Wednesday 30 November 2016

Musings on a walk


A bitterly cold walk by the river this afternoon with my dog, just as a wintery sun was going down. It was very atmospheric and started me thinking about how weather and surroundings become characters in their own right in fiction, and how they interact on the page with their human counterparts.

This was very evident in the book I have just finished reading, "Nightmare in Berlin" written by Hans Fallada. If you haven't come across it, it's well worth having a look at. It was published in German in 1947 but has only recently been translated for the English-speaking market. Based on the author's own experience at the end of the Second World War, it recounts the hellish situation in which a writer, Doctor Doll, and his wife find themselves on returning to Berlin from a small town in the country. The devastated social and physical environment and the freezing winter weather with which they must contend assume the role of aggressors, effectively thwarting any attempt at getting life back on the rails there. The couple sink into total despondency and apathy, living only for the morphine addiction they have both developed. That there is a ray of hope at the end of it all speaks volumes for the ability of humans to overcome even the most adverse of circumstances. A fascinating read.

Sunday 20 November 2016

"Such things as dreams are made on"

If I thought life was out to get me last week - it definitely was this! Car problems, a nasty bout of some viral infection and an overlooked and rapidly approaching deadline. Fortunately the car is now sorted, the infection is clearing and I've managed (by a very tight margin) to write the monologue for a Christmas revue in which I'm taking part.

The very vivid dreams I had a few nights ago were probably a result of the high temperature from the infection. At Swanwick earlier this year I took part in a fascinating workshop entitled "Poetry From Dreams" and I've been keeping a dream diary intermittently since.
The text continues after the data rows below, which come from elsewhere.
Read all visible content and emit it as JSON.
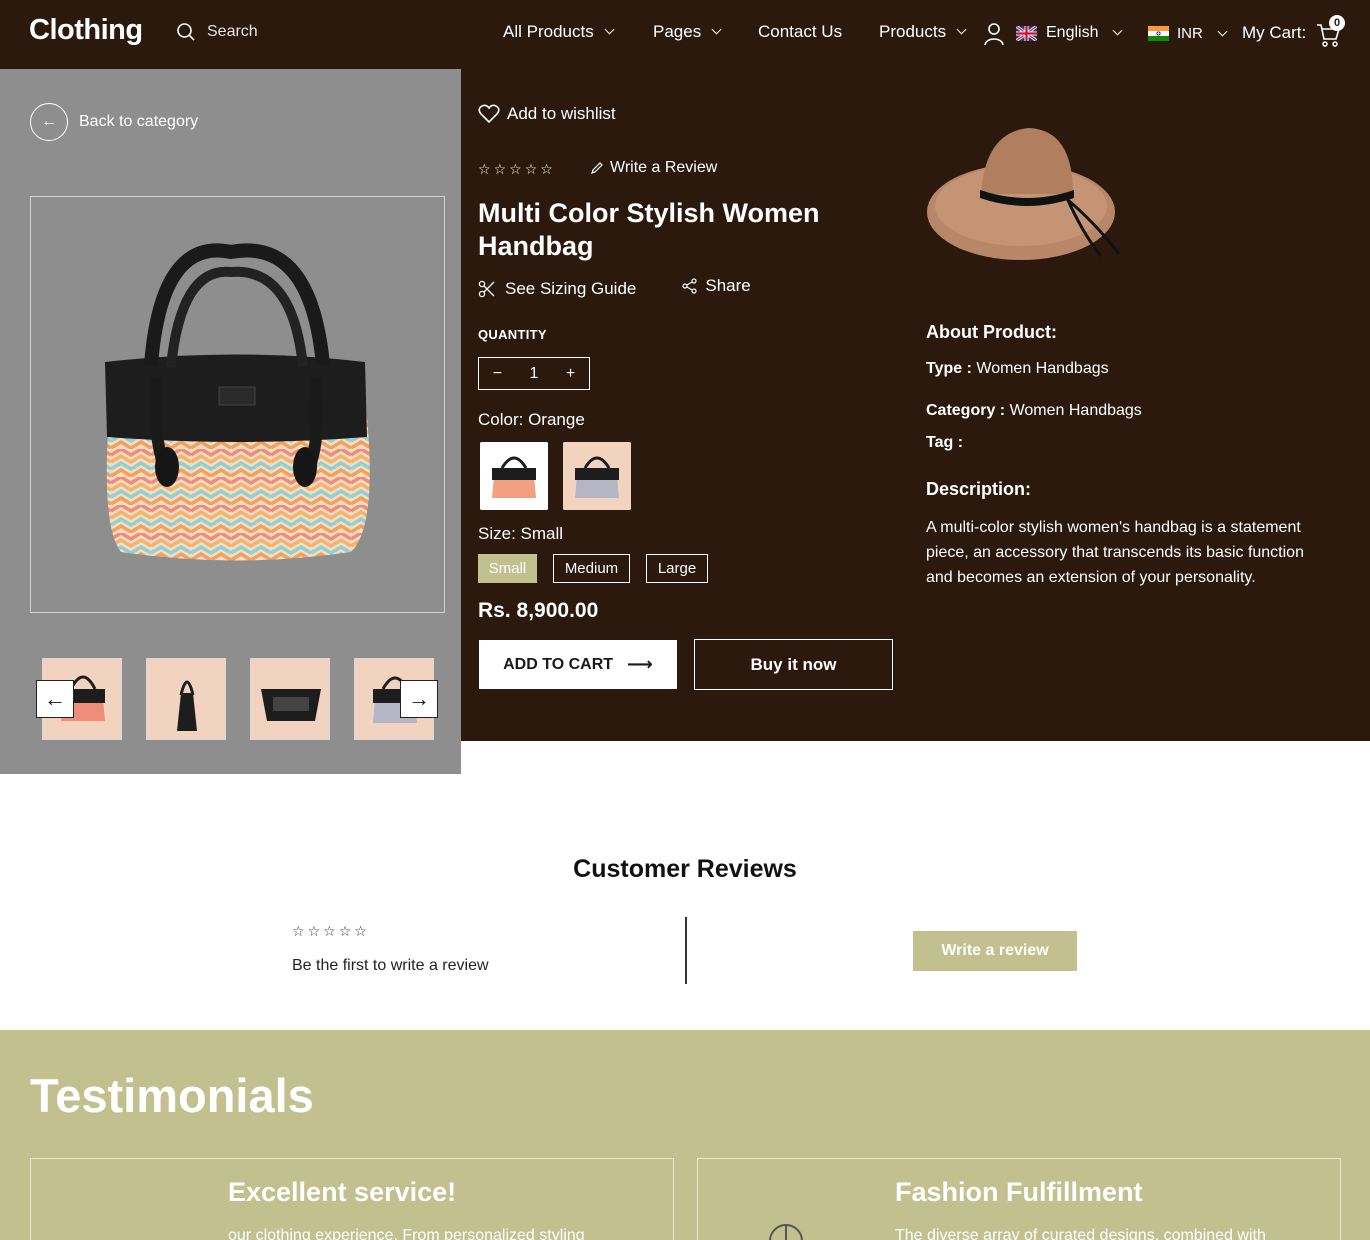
{
  "header": {
    "logo": "Clothing",
    "search_placeholder": "Search",
    "nav": {
      "all_products": "All Products",
      "pages": "Pages",
      "contact": "Contact Us",
      "products": "Products",
      "language": "English",
      "currency": "INR",
      "cart_label": "My Cart:",
      "cart_count": "0"
    }
  },
  "gallery": {
    "back_label": "Back to category",
    "prev_arrow": "←",
    "next_arrow": "→"
  },
  "product": {
    "wishlist": "Add to wishlist",
    "write_review": "Write a Review",
    "title": "Multi Color Stylish Women Handbag",
    "sizing_guide": "See Sizing Guide",
    "share": "Share",
    "quantity_label": "QUANTITY",
    "quantity_minus": "−",
    "quantity_value": "1",
    "quantity_plus": "+",
    "color_label": "Color: Orange",
    "size_label": "Size: Small",
    "sizes": [
      "Small",
      "Medium",
      "Large"
    ],
    "price": "Rs. 8,900.00",
    "add_to_cart": "ADD TO CART",
    "buy_now": "Buy it now",
    "about_heading": "About Product:",
    "type_label": "Type :",
    "type_value": "Women Handbags",
    "category_label": "Category :",
    "category_value": "Women Handbags",
    "tag_label": "Tag :",
    "description_heading": "Description:",
    "description": "A multi-color stylish women's handbag is a statement piece, an accessory that transcends its basic function and becomes an extension of your personality."
  },
  "reviews": {
    "title": "Customer Reviews",
    "empty_text": "Be the first to write a review",
    "write_button": "Write a review"
  },
  "testimonials": {
    "title": "Testimonials",
    "cards": [
      {
        "title": "Excellent service!",
        "text": "our clothing experience. From personalized styling"
      },
      {
        "title": "Fashion Fulfillment",
        "text": "The diverse array of curated designs, combined with"
      }
    ]
  },
  "colors": {
    "header_bg": "#2b190e",
    "gallery_bg": "#8e8e8e",
    "accent_olive": "#c3c08f",
    "selected_size": "#c3c08f"
  }
}
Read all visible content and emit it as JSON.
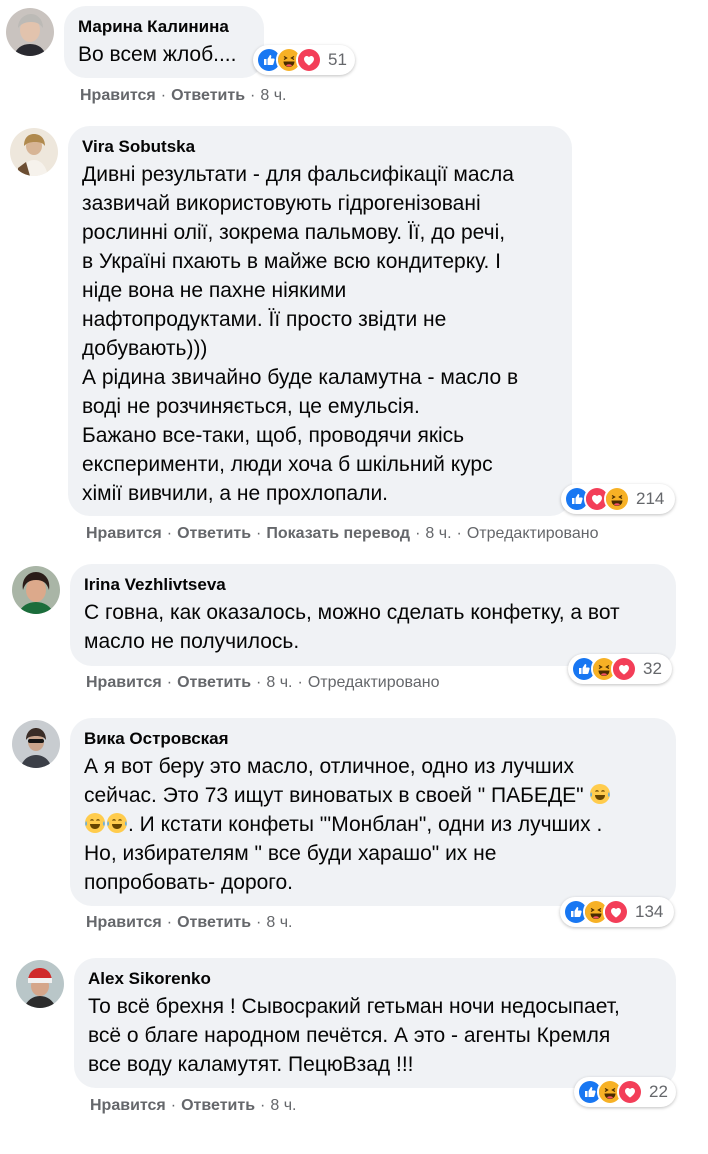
{
  "comments": [
    {
      "author": "Марина Калинина",
      "text": "Во всем жлоб....",
      "reactions": [
        "like-icon",
        "haha-icon",
        "love-icon"
      ],
      "reaction_count": "51",
      "like": "Нравится",
      "reply": "Ответить",
      "time": "8 ч."
    },
    {
      "author": "Vira Sobutska",
      "text": "Дивні результати - для фальсифікації масла\nзазвичай використовують гідрогенізовані\nрослинні олії, зокрема пальмову. Її, до речі,\nв Україні пхають в майже всю кондитерку. І\nніде вона не пахне ніякими\nнафтопродуктами. Її просто звідти не\nдобувають)))\nА рідина звичайно буде каламутна - масло в\nводі не розчиняється, це емульсія.\nБажано все-таки, щоб, проводячи якісь\nексперименти, люди хоча б шкільний курс\nхімії вивчили, а не прохлопали.",
      "reactions": [
        "like-icon",
        "love-icon",
        "haha-icon"
      ],
      "reaction_count": "214",
      "like": "Нравится",
      "reply": "Ответить",
      "translate": "Показать перевод",
      "time": "8 ч.",
      "edited": "Отредактировано"
    },
    {
      "author": "Irina Vezhlivtseva",
      "text": "С говна, как оказалось, можно сделать конфетку, а вот\nмасло не получилось.",
      "reactions": [
        "like-icon",
        "haha-icon",
        "love-icon"
      ],
      "reaction_count": "32",
      "like": "Нравится",
      "reply": "Ответить",
      "time": "8 ч.",
      "edited": "Отредактировано"
    },
    {
      "author": "Вика Островская",
      "text_parts": [
        "А я вот беру это масло, отличное, одно из лучших\nсейчас. Это 73 ищут виноватых в своей \" ПАБЕДЕ\" ",
        ". И кстати конфеты \"'Монблан\", одни из лучших .\nНо, избирателям \" все буди харашо\" их не\nпопробовать- дорого."
      ],
      "reactions": [
        "like-icon",
        "haha-icon",
        "love-icon"
      ],
      "reaction_count": "134",
      "like": "Нравится",
      "reply": "Ответить",
      "time": "8 ч."
    },
    {
      "author": "Alex Sikorenko",
      "text": "То всё брехня ! Сывосракий гетьман ночи недосыпает,\nвсё о благе народном печётся. А это - агенты Кремля\nвсе воду каламутят. ПецюВзад !!!",
      "reactions": [
        "like-icon",
        "haha-icon",
        "love-icon"
      ],
      "reaction_count": "22",
      "like": "Нравится",
      "reply": "Ответить",
      "time": "8 ч."
    }
  ],
  "colors": {
    "bubble": "#f0f2f5",
    "meta": "#65676b",
    "like_blue": "#1877f2",
    "love_red": "#f33e58",
    "haha_yellow": "#f7b125"
  }
}
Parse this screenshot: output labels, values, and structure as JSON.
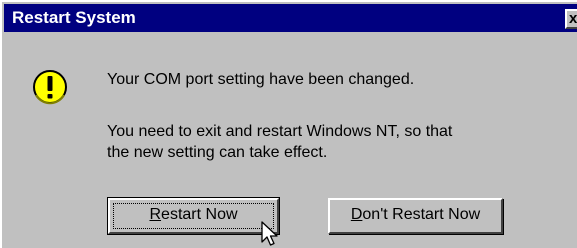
{
  "window": {
    "title": "Restart System",
    "close_glyph": "x"
  },
  "message": {
    "line1": "Your COM port setting have been changed.",
    "line2": "You need to exit and restart Windows NT, so that",
    "line3": "the new setting can take effect."
  },
  "icons": {
    "warning": "exclamation-warning-icon",
    "cursor": "arrow-cursor-icon"
  },
  "buttons": {
    "restart_now": {
      "accel": "R",
      "rest": "estart Now"
    },
    "dont_restart_now": {
      "accel": "D",
      "rest": "on't Restart Now"
    }
  },
  "colors": {
    "titlebar": "#000080",
    "face": "#c0c0c0",
    "warning_fill": "#ffff00"
  }
}
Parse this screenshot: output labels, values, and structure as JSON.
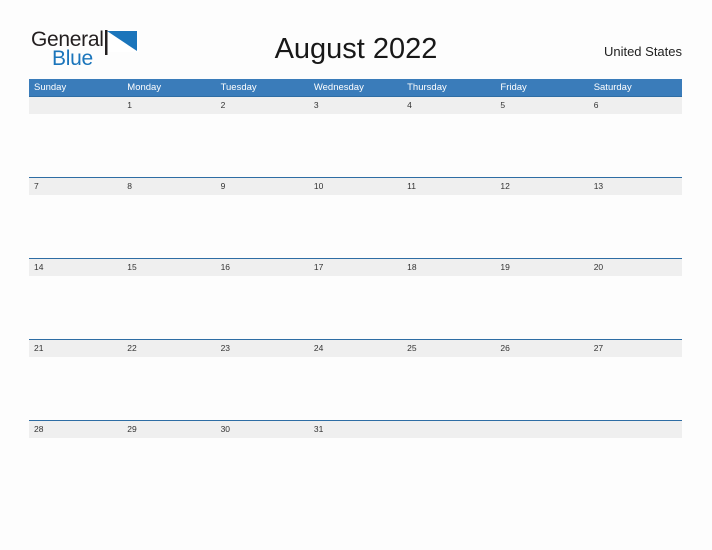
{
  "brand": {
    "name_top": "General",
    "name_bottom": "Blue",
    "top_color": "#231f20",
    "bottom_color": "#1b75bb",
    "flag_color": "#1b75bb",
    "flag_icon": "blue-flag-triangle-icon"
  },
  "header": {
    "title": "August 2022",
    "region": "United States"
  },
  "colors": {
    "header_band": "#3a7cba",
    "row_band": "#efefef",
    "row_rule": "#2e6da4",
    "page_background": "#fdfdfd",
    "date_text": "#333333",
    "weekday_text": "#ffffff"
  },
  "calendar": {
    "month": "August",
    "year": "2022",
    "weekdays": [
      "Sunday",
      "Monday",
      "Tuesday",
      "Wednesday",
      "Thursday",
      "Friday",
      "Saturday"
    ],
    "weeks": [
      [
        "",
        "1",
        "2",
        "3",
        "4",
        "5",
        "6"
      ],
      [
        "7",
        "8",
        "9",
        "10",
        "11",
        "12",
        "13"
      ],
      [
        "14",
        "15",
        "16",
        "17",
        "18",
        "19",
        "20"
      ],
      [
        "21",
        "22",
        "23",
        "24",
        "25",
        "26",
        "27"
      ],
      [
        "28",
        "29",
        "30",
        "31",
        "",
        "",
        ""
      ]
    ]
  }
}
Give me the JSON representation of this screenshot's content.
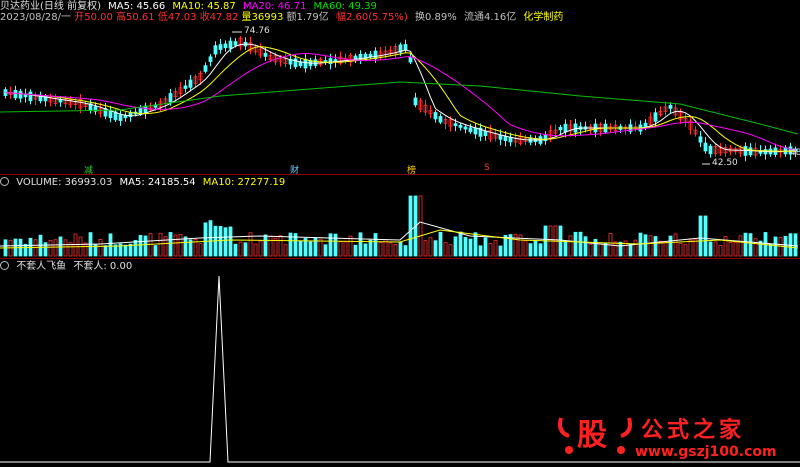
{
  "header": {
    "stock_name": "贝达药业(日线 前复权)",
    "ma5": "MA5: 45.66",
    "ma10": "MA10: 45.87",
    "ma20": "MA20: 46.71",
    "ma60": "MA60: 49.39"
  },
  "quote": {
    "date": "2023/08/28/一",
    "open": "开50.00",
    "high": "高50.61",
    "low": "低47.03",
    "close": "收47.82",
    "volume": "量36993",
    "amount": "额1.79亿",
    "change": "幅2.60(5.75%)",
    "turnover": "换0.89%",
    "float": "流通4.16亿",
    "sector": "化学制药"
  },
  "annotations": {
    "high_price": "74.76",
    "low_price": "42.50",
    "right_edge": "48"
  },
  "markers": [
    {
      "label": "减",
      "color": "#33cc33"
    },
    {
      "label": "财",
      "color": "#66ccff"
    },
    {
      "label": "榜",
      "color": "#ffcc00"
    },
    {
      "label": "S",
      "color": "#ff3333"
    }
  ],
  "volume_panel": {
    "title": "VOLUME: 36993.03",
    "ma5": "MA5: 24185.54",
    "ma10": "MA10: 27277.19"
  },
  "indicator_panel": {
    "title": "不套人飞鱼",
    "value": "不套人: 0.00"
  },
  "watermark": {
    "char": "股",
    "name": "公式之家",
    "url": "www.gszj100.com"
  },
  "colors": {
    "up": "#ff3030",
    "down": "#54ffff",
    "ma5": "#ffffff",
    "ma10": "#ffff00",
    "ma20": "#ff00ff",
    "ma60": "#00c000",
    "separator": "#8b0000"
  }
}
One or two of the entries in it have yielded some interesting ideas for poems but a lot of my  dreams seem very mundane. I couldn't get last week's dreams down quickly enough though - surreal images were coming so thick and fast even in a half-waking state, trying to make sense of them from my bedside note book is an interesting challenge!

Saturday 12 November 2016

Onwards and upwards ...

A disconcerting week on so many fronts - certainly on the international one, and, on home ground, illness and a bereavement making for family difficulties. So when my IT kit decided to present major issues too, I was beginning to feel that life was definitely getting the better of me! But I've spent some time this evening reviewing the situation with the family chronicles and have pleasantly surprised myself by finding that I'm actually not too far off target with the first draft. Six weeks and probably another 10,000 - 15,000 words to go though, so no resting on the laurels! But evidence of progress is certainly a great motivator.

Wednesday 2 November 2016

The Quakers of Painswick

On Monday I was touched and also very humbled to be invited to the Friends Meeting House in Painswick by a long standing Quaker, Dr. Jim Hoyland. He had found a poem I had written after a visit to the town last year; wandering around the lovely old streets there, I had come across the Meeting House and looked out over the valley to the old Quaker burial ground on the hillside opposite. The story of the early Friends struck a chord with me and a couple of weeks later I wrote the poem.

At the Meeting House I found a framed copy of my poem on display - and to know that a piece of mine had resonated so much with those about whom it had been written was a very moving experience.